Hailing from the Sussex coast, I have always been somewhat intrigued by the plethora of items sold in gift shops to remind visitors of their stay. Whilst Brighton rock may not be to everyone’s taste, for decades, it has been the most popular gift item, and, I imagine, would secure one of the top spots should a national survey be undertaken to identify the most memorable seaside souvenir of all time. Surely, the iconic status that Brighton rock now enjoys cannot simply be attributed to chance; what led its creators to choose mint and pink? Delving deeper in to the thought processes that lie behind creating and selecting items that represent often memorable experiences is exactly what children in Reception and Year 1 have been aiming to do.
Those visiting the bird reserve created by the children will be passionate about getting closer to the natural world. The visit will begin with the background behind which the reserve was created, presented by children in Year 1. As well as beautiful birds, visitors will be fascinated by seasonal plants and flowers and, if they are lucky, may glimpse graceful deer and their young, some of which are depicted by children in Reception.
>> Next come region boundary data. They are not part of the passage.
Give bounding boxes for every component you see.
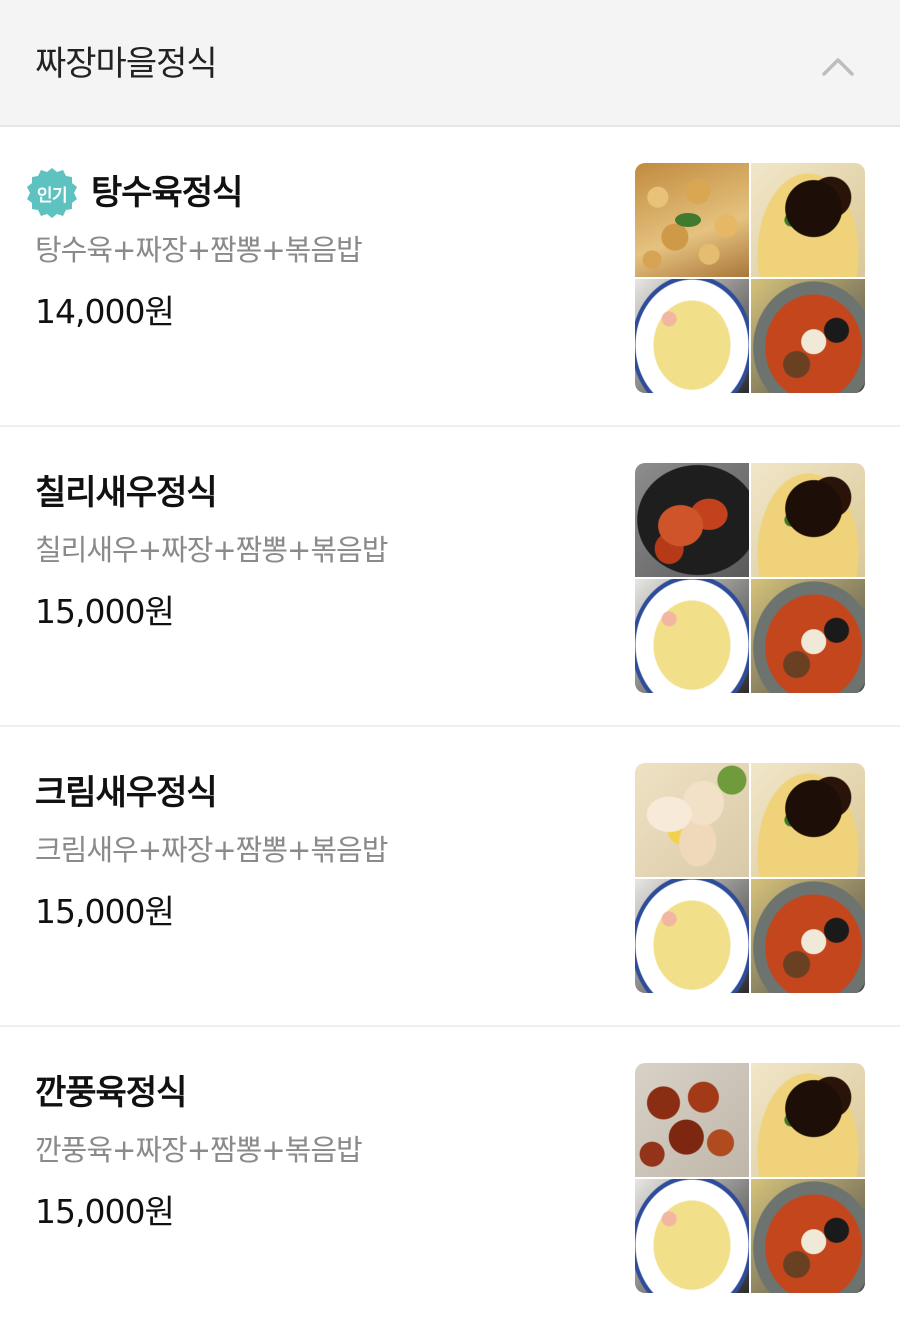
item-name-row: 깐풍육정식 [35,1067,187,1119]
jjajang-photo [751,463,865,577]
item-name-row: 인기 탕수육정식 [27,167,243,219]
category-title: 짜장마을정식 [35,44,218,84]
item-thumbnail[interactable] [635,463,865,693]
item-thumbnail[interactable] [635,163,865,393]
item-description: 칠리새우+짜장+짬뽕+볶음밥 [35,533,388,567]
chili-shrimp-photo [635,463,749,577]
jjajang-photo [751,763,865,877]
fried-rice-photo [635,1179,749,1293]
kkanpungyuk-photo [635,1063,749,1177]
jjambbong-photo [751,579,865,693]
item-name: 크림새우정식 [35,773,218,813]
item-name: 깐풍육정식 [35,1073,187,1113]
popular-badge: 인기 [25,166,79,220]
popular-badge-label: 인기 [36,185,68,206]
item-thumbnail[interactable] [635,763,865,993]
menu-item[interactable]: 깐풍육정식 깐풍육+짜장+짬뽕+볶음밥 15,000원 [0,1027,900,1322]
menu-item[interactable]: 크림새우정식 크림새우+짜장+짬뽕+볶음밥 15,000원 [0,727,900,1027]
item-thumbnail[interactable] [635,1063,865,1293]
menu-item[interactable]: 칠리새우정식 칠리새우+짜장+짬뽕+볶음밥 15,000원 [0,427,900,727]
item-name: 칠리새우정식 [35,473,218,513]
chevron-up-icon[interactable] [820,48,856,84]
fried-rice-photo [635,579,749,693]
fried-rice-photo [635,879,749,993]
item-description: 탕수육+짜장+짬뽕+볶음밥 [35,233,363,267]
jjambbong-photo [751,279,865,393]
item-price: 15,000원 [35,892,175,931]
cream-shrimp-photo [635,763,749,877]
jjajang-photo [751,1063,865,1177]
item-description: 깐풍육+짜장+짬뽕+볶음밥 [35,1133,363,1167]
item-name-row: 크림새우정식 [35,767,218,819]
fried-rice-photo [635,279,749,393]
jjambbong-photo [751,879,865,993]
menu-item[interactable]: 인기 탕수육정식 탕수육+짜장+짬뽕+볶음밥 14,000원 [0,127,900,427]
menu-page: 짜장마을정식 인기 탕수육정식 탕수육+짜장+짬뽕+볶음밥 14,000원 칠리… [0,0,900,1322]
jjajang-photo [751,163,865,277]
item-price: 15,000원 [35,1192,175,1231]
jjambbong-photo [751,1179,865,1293]
item-name-row: 칠리새우정식 [35,467,218,519]
tangsuyuk-photo [635,163,749,277]
item-name: 탕수육정식 [91,173,243,213]
category-header[interactable]: 짜장마을정식 [0,0,900,127]
item-price: 14,000원 [35,292,175,331]
item-description: 크림새우+짜장+짬뽕+볶음밥 [35,833,388,867]
item-price: 15,000원 [35,592,175,631]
No experience will be the same, unique for each visit, leaving an indelible print on one’s mind. No visit, however, would be quite complete without its ‘ Brighton rock ‘. The gift shop will be certain to offer that special something to conjure up intangible memories of your visit.
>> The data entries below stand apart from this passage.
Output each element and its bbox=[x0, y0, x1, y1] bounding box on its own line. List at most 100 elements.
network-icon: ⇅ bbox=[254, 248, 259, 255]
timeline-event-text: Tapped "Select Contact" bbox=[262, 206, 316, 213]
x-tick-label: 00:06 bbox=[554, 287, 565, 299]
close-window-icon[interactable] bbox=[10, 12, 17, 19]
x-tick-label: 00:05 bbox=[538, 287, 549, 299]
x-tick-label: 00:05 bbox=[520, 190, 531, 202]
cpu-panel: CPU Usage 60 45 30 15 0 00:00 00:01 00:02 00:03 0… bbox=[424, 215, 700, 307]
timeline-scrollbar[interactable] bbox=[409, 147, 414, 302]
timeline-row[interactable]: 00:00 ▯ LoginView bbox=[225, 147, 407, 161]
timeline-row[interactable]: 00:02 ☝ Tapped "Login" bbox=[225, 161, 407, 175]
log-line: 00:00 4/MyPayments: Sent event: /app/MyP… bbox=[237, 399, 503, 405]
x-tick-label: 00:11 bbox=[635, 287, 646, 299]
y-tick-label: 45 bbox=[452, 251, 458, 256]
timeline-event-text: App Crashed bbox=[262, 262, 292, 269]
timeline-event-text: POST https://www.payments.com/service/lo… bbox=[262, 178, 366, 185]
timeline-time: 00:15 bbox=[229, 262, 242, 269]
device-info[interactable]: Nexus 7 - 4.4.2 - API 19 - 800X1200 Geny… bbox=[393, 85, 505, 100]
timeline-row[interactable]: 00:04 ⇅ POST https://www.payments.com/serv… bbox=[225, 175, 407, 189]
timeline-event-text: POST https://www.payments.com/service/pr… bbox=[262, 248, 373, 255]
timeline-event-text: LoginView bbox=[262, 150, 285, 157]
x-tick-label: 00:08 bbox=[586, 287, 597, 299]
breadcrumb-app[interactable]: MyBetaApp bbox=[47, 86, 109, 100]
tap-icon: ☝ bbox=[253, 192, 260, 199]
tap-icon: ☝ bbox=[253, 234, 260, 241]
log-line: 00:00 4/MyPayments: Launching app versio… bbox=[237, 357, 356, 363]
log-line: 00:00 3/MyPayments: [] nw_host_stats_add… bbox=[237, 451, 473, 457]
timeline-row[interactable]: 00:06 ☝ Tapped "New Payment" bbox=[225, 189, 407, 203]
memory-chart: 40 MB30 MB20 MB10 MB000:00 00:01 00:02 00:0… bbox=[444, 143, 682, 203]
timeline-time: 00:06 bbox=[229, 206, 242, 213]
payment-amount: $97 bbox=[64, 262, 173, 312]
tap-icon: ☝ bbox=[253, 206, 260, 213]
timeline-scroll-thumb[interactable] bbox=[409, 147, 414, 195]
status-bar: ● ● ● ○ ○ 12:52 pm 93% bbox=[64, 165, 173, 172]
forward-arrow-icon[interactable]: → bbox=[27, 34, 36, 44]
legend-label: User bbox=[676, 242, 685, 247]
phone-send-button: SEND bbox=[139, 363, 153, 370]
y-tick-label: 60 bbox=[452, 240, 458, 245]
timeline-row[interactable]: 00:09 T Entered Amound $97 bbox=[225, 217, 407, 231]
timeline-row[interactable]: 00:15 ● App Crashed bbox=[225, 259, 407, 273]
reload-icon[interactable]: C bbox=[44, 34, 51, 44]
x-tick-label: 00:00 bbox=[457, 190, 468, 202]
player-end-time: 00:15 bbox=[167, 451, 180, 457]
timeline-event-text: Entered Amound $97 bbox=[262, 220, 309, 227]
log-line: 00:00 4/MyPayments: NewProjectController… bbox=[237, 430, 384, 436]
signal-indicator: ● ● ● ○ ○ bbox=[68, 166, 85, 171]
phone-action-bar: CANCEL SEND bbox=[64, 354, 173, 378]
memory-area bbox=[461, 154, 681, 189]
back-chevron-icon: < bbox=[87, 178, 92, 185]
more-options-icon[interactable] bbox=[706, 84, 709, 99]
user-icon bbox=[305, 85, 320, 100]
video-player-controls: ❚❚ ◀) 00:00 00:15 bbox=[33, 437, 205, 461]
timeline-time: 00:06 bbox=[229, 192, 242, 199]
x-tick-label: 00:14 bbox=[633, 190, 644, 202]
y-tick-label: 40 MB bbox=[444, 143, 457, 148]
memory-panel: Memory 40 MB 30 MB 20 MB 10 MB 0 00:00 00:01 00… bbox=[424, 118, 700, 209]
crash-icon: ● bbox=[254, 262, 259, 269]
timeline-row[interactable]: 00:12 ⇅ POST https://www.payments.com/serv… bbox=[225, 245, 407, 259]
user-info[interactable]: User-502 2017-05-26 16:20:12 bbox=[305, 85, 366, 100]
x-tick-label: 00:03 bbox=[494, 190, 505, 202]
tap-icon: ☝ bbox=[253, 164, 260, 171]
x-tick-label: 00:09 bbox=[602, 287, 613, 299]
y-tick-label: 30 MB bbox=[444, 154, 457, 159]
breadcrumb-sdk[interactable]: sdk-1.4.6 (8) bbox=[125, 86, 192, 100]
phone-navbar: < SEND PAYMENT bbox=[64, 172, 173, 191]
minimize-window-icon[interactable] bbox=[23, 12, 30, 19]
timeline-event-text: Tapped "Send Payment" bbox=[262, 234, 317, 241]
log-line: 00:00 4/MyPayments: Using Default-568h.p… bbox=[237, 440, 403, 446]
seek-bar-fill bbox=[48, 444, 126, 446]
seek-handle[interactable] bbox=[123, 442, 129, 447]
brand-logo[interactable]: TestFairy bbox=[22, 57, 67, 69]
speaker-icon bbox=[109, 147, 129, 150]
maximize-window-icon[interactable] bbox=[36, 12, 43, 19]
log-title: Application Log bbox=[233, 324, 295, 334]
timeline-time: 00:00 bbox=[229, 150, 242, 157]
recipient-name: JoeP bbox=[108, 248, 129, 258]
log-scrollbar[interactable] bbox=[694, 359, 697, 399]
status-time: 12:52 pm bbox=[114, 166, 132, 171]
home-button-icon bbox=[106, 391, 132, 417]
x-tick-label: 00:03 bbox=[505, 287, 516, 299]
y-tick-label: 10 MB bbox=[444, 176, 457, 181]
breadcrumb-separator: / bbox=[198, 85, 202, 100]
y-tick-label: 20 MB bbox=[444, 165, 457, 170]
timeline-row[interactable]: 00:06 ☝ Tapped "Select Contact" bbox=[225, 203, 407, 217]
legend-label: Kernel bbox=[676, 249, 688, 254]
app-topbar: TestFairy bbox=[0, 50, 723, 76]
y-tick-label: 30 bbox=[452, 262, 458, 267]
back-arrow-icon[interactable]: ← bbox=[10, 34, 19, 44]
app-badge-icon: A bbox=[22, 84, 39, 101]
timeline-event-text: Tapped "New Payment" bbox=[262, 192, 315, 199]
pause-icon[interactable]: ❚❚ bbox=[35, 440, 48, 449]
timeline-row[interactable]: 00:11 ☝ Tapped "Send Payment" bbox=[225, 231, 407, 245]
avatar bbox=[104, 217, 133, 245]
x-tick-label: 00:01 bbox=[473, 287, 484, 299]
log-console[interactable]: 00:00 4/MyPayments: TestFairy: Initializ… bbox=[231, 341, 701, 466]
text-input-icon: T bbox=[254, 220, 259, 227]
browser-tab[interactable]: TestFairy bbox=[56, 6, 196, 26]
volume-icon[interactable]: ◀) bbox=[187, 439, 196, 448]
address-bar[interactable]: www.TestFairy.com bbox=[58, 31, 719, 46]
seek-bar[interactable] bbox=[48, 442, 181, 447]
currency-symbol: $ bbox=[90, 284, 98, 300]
I seem to have digressed. Children in Reception and Year 1 have been working together to ensure that they achieve the curriculum objective of understanding the value of particular coins and applied what they have learned to pricing the objects they have created in DT and Art to be displayed in a gift shop at a bird reserve. The literacy objective of imaginative story writing has been achieved through creating spoken and written presentations for inclusion in a bird reserve to inform visitors of its background and purpose.